Parole da salvare: l’iniziativa di Zanichelli

Ad oggi, gli italiani non hanno proprio un buon rapporto con la propria lingua, la dialettica e la ricerca delle parole in generale. Sono sempre più frequenti i giovani che non sono capaci di coniugare un verbo, usare il condizionale o capire se la “e” è accento o congiunzione. In poche parole: brividi.  

Con il passare del tempo, molti termini sono stati dimenticati e molto spesso sostituiti con sinonimi neanche troppo idonei. La cosa più grave è che man mano stanno scomparendo dal linguaggio comune. Per questo motivo, lo storico vocabolario Zanichelli ha deciso di affiancare nell’edizione 2020 il simbolo grafico di un fiorellino a tutte le parole considerate oggi a rischio di estinzione. Inoltre, Zanichelli per salvare e riscoprire il patrimonio linguistico italiano ha creato il progetto #paroledasalvare che ha già cominciato a prendere vita nelle maggiori piazze italiane e durerà fino a novembre:  il progetto prevede l’allestimento di un’#AreaZ, una zona a lessico illimitato in cui trovare le parole giuste per esprimersi, in cui tutti sono invitati a scegliere una parola e ad usarla in modo opportuno grazie all’installazione di un dizionario gigante che ospita, sulla quarta di copertina, un monitor touch-screen che propone a rotazione cinque dei 3.126 lemmi da salvare. Ogni persona p adottarne uno, pubblicandolo sui propri social - insieme alla relativa spiegazione – direttamente dallo schermo del vocabolario. Chi non usa i social, invece, ha a disposizione una cartolina che contiene una parola da salvare con il suo significato, da spedire tradizionalmente.

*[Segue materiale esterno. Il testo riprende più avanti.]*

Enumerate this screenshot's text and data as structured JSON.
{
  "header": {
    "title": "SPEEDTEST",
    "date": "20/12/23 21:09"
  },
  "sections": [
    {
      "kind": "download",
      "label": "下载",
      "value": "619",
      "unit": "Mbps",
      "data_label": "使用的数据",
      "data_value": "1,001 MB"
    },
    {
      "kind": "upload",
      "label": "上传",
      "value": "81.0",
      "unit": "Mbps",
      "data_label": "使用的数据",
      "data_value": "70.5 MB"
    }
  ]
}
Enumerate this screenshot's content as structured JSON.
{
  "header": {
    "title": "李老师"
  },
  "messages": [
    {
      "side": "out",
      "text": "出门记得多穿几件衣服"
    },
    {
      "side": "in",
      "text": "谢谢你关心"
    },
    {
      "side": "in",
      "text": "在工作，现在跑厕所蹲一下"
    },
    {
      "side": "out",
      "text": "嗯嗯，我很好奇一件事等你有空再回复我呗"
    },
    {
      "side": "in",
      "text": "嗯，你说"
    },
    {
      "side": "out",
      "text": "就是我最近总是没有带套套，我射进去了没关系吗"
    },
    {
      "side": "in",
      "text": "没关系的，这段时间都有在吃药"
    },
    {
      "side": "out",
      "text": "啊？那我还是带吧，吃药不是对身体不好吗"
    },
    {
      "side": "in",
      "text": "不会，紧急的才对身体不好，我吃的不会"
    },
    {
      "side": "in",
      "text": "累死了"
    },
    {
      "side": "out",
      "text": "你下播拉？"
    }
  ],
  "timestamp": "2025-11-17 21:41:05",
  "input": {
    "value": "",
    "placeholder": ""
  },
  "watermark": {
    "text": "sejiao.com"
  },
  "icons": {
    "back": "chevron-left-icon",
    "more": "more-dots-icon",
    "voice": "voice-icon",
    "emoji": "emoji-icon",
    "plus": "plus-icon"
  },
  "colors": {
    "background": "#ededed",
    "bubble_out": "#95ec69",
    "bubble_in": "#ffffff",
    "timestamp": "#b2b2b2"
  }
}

In occasione della recente Fashion Week milanese,il brand MSGM di Massimo Giorgetti ha aderito all’iniziativa lanciando la capsule collection “MSGMxZanichelli”. Impavido, Impetuoso, Illogico, Vivido e Radioso sono le parole stampate sui capi del brand di moda che da sempre si contraddistingue per la sua attitudine alle contaminazioni sperimentali con altri mondi come l’arte contemporanea e la musica, scegliendo – in questo caso – di contribuire a salvare il variegato patrimonio linguistico e lessicale italiano. Massimo Giorgetti ha dichiarato: Ideare questa collaborazione è stato come aprire gli ‘archivi dell’italiano’ e scoprire una ricchezza inaspettata, di parole, suoni e significati. 

Un’iniziativa, quella di Zanichelli, da ammirare e da prendere come esempio: era da troppo tempo che non si dava la giusta importanza alla lingua italiana. Questa vera e propria operazione di salvataggio risulta essere ancora più autentica perché nasce per amore delle parole e della loro storia. Vivendo nell’era dei social netwok stiamo sperimentando un nuovo tipo di comunicazione che ci obbliga ad essere sempre più rapidi nei messaggi che inviamo. Preferiamo i testi brevi a quelli lunghi, le sintesi ai lunghi discorsi. Le parole che possiamo usare sono limitate (come su twitter) e questo ci impedisce di sperimentare l’arte della scrittura. Così ci ritroviamo a comporre dei commenti brevissimi, magari senza punteggiatura, che sembrano più dei giudizi che delle manifestazioni di pensiero. Scegliamo poche parole, le più comuni, perché crediamo che in questo modo saremo più chiari. Che tutti ci capiranno. E invece non finiamo altro che essere ripetitivi e di conseguenza neanche tanto originali. Il messaggio che Zanichelli vuole trasmettere è chiaro: non solo far conoscere una parte meno nota del patrimonio lessicale italiano, ma anche invitare al suo utilizzo, per ritrovare il gusto di usare parole più ricche nel significato e capaci di arricchire il nostro modo di comunicare. La capacità di scegliere esattamente il termine giusto, più adatto per quello che si vuole dire, aiuta a esprimersi nella maniera più efficace possibile anche perché non è vero che una parola vale l’altra.